Market movers today
- The most important market mover today will be US non-farm payrolls. The weak ADP report on Wednesday has probably lowered market expectations a bit. We still expect a strong print but most likely still below 1 million.
- In Norway we get august unemployment figures. We expect a drop in the unemployment rate to 2.8%, confirming that we are headed for a rate hike later this month.
The 60 second overview
Japan: Japanese Prime Minister Yoshihide Suga announced this morning that he plans to resign, a surprise decision just ahead of a vote for party leader as a general election looms. After seeing his approval ratings plummeting as virus cases surged across Japan in the weeks after the Olympic Games, Suga said he will not run for leader of the ruling Liberal Democratic Party (LDP) later this month. That means, whoever becomes the next LDP leader is virtually assured of becoming prime minister due to the party’s dominance in parliament. The Nikkei 225 Stock Index rose almost 2%, while the yen fluctuated.
Covid-19: South East Asia continues to be hit hard by Covid-19 at the moment and vaccination rates are in general lower than in Europe and in the US. This is increasingly also visible in economic data. While manufacturing PMIs remained high in the US and in Europe during August, South East Asian PMIs are now below 50, partly due to restrictions amid big outbreaks. In many countries, COVID-19 will remain a theme also next year in our view.

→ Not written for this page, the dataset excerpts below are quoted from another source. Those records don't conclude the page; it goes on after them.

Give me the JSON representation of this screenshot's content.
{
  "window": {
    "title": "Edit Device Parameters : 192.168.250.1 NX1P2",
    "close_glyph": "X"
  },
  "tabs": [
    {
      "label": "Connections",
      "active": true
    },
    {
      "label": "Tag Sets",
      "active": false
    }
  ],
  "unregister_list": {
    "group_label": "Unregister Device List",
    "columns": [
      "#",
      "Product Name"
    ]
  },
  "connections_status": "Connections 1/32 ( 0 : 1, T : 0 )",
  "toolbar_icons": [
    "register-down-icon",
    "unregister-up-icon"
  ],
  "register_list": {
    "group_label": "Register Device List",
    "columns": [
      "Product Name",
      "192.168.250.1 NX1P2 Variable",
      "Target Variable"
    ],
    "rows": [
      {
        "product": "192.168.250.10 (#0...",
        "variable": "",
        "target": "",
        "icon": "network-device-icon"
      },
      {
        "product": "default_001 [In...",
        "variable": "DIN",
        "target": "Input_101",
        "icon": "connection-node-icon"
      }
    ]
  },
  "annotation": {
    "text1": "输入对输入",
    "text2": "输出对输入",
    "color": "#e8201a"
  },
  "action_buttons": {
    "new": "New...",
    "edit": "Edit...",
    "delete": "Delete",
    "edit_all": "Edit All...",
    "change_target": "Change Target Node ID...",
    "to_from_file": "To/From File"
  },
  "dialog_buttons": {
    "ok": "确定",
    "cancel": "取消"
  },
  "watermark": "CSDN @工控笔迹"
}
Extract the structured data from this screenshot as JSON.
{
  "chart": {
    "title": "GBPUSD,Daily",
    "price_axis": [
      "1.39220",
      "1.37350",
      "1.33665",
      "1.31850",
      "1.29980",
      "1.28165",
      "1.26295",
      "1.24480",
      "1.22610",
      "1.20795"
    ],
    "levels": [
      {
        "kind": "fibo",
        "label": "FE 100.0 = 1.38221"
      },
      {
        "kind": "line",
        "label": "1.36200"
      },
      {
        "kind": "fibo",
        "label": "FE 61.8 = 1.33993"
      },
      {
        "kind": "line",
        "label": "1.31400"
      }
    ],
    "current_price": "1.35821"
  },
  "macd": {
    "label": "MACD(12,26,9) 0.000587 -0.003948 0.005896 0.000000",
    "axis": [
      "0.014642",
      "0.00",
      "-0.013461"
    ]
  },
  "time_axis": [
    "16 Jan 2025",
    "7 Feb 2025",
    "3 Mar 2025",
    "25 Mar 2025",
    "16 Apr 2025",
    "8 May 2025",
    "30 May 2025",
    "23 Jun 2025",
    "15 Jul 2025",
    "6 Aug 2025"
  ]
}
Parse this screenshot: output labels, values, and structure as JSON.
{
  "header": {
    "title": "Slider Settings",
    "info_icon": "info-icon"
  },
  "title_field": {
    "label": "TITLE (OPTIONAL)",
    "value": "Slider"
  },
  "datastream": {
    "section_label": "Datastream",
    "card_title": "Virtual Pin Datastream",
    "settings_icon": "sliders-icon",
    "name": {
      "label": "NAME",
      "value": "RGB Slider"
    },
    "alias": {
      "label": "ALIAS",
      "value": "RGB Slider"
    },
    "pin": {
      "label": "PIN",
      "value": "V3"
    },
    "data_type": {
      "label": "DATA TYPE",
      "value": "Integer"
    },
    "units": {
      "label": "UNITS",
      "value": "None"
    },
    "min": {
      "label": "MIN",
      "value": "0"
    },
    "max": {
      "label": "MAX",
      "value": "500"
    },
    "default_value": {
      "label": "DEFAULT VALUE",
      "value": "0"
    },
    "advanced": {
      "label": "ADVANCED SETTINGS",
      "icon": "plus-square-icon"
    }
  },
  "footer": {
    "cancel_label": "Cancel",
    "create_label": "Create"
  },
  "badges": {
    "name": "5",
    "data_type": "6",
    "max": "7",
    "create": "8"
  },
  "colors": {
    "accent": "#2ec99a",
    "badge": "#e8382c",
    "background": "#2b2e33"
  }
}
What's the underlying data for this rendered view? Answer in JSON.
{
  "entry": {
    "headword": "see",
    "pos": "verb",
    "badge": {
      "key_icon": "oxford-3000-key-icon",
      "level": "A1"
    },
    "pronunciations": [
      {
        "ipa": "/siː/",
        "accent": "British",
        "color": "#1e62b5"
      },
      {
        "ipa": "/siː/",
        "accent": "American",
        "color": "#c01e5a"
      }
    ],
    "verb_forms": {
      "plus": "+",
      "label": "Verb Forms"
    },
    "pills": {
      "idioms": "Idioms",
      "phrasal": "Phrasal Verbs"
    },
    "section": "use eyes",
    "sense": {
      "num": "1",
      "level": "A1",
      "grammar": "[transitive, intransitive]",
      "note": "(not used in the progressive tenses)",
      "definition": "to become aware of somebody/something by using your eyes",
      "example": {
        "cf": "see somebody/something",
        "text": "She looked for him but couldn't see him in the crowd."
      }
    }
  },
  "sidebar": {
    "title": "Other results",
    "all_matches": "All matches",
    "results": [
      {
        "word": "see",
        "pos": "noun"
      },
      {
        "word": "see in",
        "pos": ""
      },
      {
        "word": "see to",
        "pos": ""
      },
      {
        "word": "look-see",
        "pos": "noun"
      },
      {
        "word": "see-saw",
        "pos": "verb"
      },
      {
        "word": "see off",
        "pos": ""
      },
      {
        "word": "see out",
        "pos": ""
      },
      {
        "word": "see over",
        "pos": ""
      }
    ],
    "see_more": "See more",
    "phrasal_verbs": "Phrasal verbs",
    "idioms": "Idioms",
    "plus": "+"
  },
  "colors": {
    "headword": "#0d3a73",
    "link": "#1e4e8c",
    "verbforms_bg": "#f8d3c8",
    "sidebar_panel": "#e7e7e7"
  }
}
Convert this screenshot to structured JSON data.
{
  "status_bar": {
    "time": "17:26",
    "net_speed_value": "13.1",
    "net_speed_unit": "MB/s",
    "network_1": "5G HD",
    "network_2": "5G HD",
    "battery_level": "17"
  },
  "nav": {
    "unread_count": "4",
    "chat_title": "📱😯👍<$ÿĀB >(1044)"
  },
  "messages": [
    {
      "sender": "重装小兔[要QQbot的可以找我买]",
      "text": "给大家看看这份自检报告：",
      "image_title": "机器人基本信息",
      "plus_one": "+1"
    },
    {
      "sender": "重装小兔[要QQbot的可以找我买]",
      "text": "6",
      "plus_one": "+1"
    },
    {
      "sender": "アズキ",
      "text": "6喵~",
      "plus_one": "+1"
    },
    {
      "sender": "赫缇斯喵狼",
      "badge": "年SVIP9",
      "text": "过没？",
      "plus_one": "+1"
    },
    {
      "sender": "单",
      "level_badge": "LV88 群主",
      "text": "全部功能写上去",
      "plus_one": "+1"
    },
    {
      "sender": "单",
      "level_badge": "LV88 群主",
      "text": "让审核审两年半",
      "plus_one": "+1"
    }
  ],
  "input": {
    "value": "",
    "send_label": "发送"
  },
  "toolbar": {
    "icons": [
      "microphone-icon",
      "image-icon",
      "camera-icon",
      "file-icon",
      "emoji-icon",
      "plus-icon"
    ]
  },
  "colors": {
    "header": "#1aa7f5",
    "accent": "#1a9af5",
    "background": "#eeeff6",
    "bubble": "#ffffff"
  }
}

Danish FX interventions: For the first time since January, Danmarks Nationalbank (DN) refrained from FX intervention in August where EUR/DKK traded slightly higher than the 7.4360 FX intervention level from previous months. However, EUR/DKK dropped to 7.4360 at the end of August and remains there, meaning that DN will likely have to resume FX interventions in September. In our view, the trend of low EUR/DKK and the need for FX intervention will continue until DN eventually cuts interest rates. We maintain our call for a 10bp cut to -0.60% in 3M. Read more in Flash Comment Denmark – Pause in August, but FX intervention looks to resume in September, 2 September.
Equities: Global equities rose to a new all-time high yesterday as most regions, sectors and styles did well. Regionally Latin America continued its underperformance despite oil and industrial metal prices doing fine. The best performing sector was energy while tech for once underperformed. In the US, Dow +0.4%, S&P 500 +0.3%, Nasdaq +0.1%, and Russell 2000 +0.7%. Asian markets are very mixed this morning, with Japan rising almost 2% after the surprisingly resignation from PM Suga. European and US futures are signalling small increases ahead of the US non-farm payrolls later today.
FI: There was a modest rebound in European yields yesterday combined with spread tightening between the periphery and core-EU, despite the significant supply from both France and Spain selling EUR 10bn and EUR 4bn, respectively. Yesterday, we published our ECB Preview: Recalibrating, not tapering – but hawks will squawk, 2 September.
FX: Industrial- and commodity sensitive currencies have had a good week so far and in yesterday’s session NOK joined the group of winners amid the rise in oil. EUR/USD has moved above 1.1850 for the first time since early August while EUR/GBP hovers below 0.86. EUR/SEK is back below 10.20 after temporarily trading above this threshold earlier in the week.
Credit: Credit markets did not move much yesterday, with iTraxx Xover widening 0.7bp (to 226.6bp) and Main 0.2bp (to 44.6bp). HY bonds were unchanged and IG tightened ½bp.
Nordic macro
In Norway, unemployment has continued to come down as restrictions have been lifted and the economy has recovered. At the same time, though, the number of job vacancies has risen sharply since summer last year, indicating that activity and so demand for labour have been very solid in the sectors not directly impacted by coronavirus effects. Based on the weekly jobless data, we expect the unemployment rate to drop to 2.8% in August, which would be marginally below Norges Bank’s projection in the June monetary policy report and so confirm that we are headed for a rate increase in September.